One common use of the J curve theory states a country’s trade deficit will initially worsen following the depreciation of the country’s currency. This occurs as the nominal trade deficit grows after the devaluation of currency and the price of exports increases before quantities can adjust.
The J curve theory can also be applied to other areas such as private equity, the medical field, and politics.
How a J curve works
In private equity, J curves demonstrate how private equity funds historically show negative returns in the initial years following their launch but then begin making gains when they become more established.

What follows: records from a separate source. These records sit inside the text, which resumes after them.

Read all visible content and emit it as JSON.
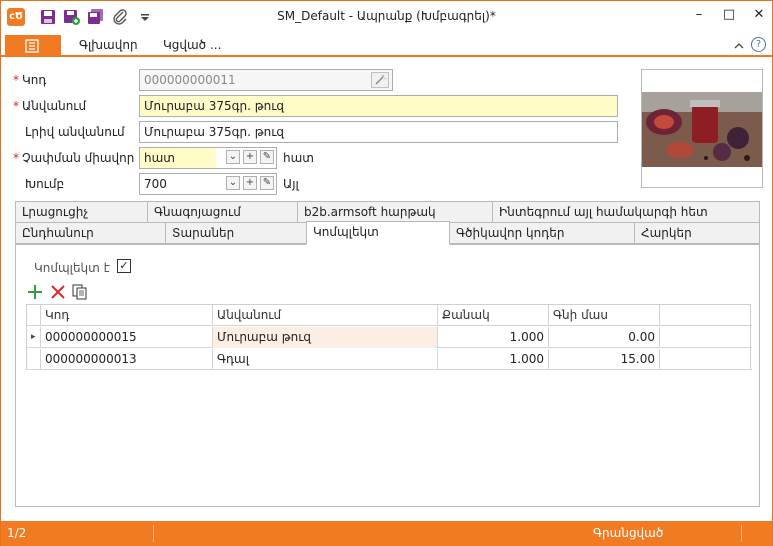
{
  "window": {
    "title": "SM_Default - Ապրանք (Խմբագրել)*",
    "app_logo": "cԾ",
    "minimize": "–",
    "maximize": "□",
    "close": "✕"
  },
  "menu": {
    "main_label": "Գլխավոր",
    "related_label": "Կցված ...",
    "help": "?"
  },
  "form": {
    "code_label": "Կոդ",
    "code_value": "000000000011",
    "name_label": "Անվանում",
    "name_value": "Մուրաբա 375գր. թուզ",
    "fullname_label": "Լրիվ անվանում",
    "fullname_value": "Մուրաբա 375գր. թուզ",
    "unit_label": "Չափման միավոր",
    "unit_value": "հատ",
    "unit_suffix": "հատ",
    "group_label": "Խումբ",
    "group_value": "700",
    "group_suffix": "Այլ",
    "required_mark": "*"
  },
  "tabs_row1": [
    {
      "label": "Լրացուցիչ"
    },
    {
      "label": "Գնագոյացում"
    },
    {
      "label": "b2b.armsoft հարթակ"
    },
    {
      "label": "Ինտեգրում այլ համակարգի հետ"
    }
  ],
  "tabs_row2": [
    {
      "label": "Ընդհանուր"
    },
    {
      "label": "Տարաներ"
    },
    {
      "label": "Կոմպլեկտ"
    },
    {
      "label": "Գծիկավոր կոդեր"
    },
    {
      "label": "Հարկեր"
    }
  ],
  "kit": {
    "is_kit_label": "Կոմպլեկտ է",
    "is_kit_checked": "✓"
  },
  "grid": {
    "headers": [
      "Կոդ",
      "Անվանում",
      "Քանակ",
      "Գնի մաս"
    ],
    "rows": [
      {
        "code": "000000000015",
        "name": "Մուրաբա թուզ",
        "qty": "1.000",
        "price_part": "0.00",
        "marker": "▸"
      },
      {
        "code": "000000000013",
        "name": "Գդալ",
        "qty": "1.000",
        "price_part": "15.00",
        "marker": ""
      }
    ]
  },
  "status": {
    "record": "1/2",
    "state": "Գրանցված"
  },
  "colors": {
    "accent": "#f07b22",
    "required": "#dd2222",
    "highlight_field": "#fffcc8"
  }
}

Private equity funds may make losses initially due to investment costs and management fees absorbing a large portion of their funds, but as the funds mature they realize gains. More established funds may realize gains through mergers and acquisitions, initial public offerings and leveraged recapitalization.
It is considered that the steeper the positive part of the J curve the quicker gains will be returned to investors. When a private equity firm can provide quick returns to investors it provides them with the opportunity to reinvest that capital into other investments.
What else do you need to know?
Losses are usually short-term
When it comes to private equity funds a J curve shows initial short-term losses but as the private equity fund matures and following events such as initial public offerings and acquisitions and mergers the fund achieves a sharp rise in gains.
Shows a strong rise
Whether in private equity or trade deficit a J curve shows a strong rise following a period of decline. In terms of private equity, the period of growth means that gains can be passed to investors quicker to enable them to seek other investment opportunities.
Can affect competitiveness
In the early stages of a J curve competitiveness can be affected. Private equity funds that are in their infancy will not be able to compete with more established funds and may have difficulties in attracting investors.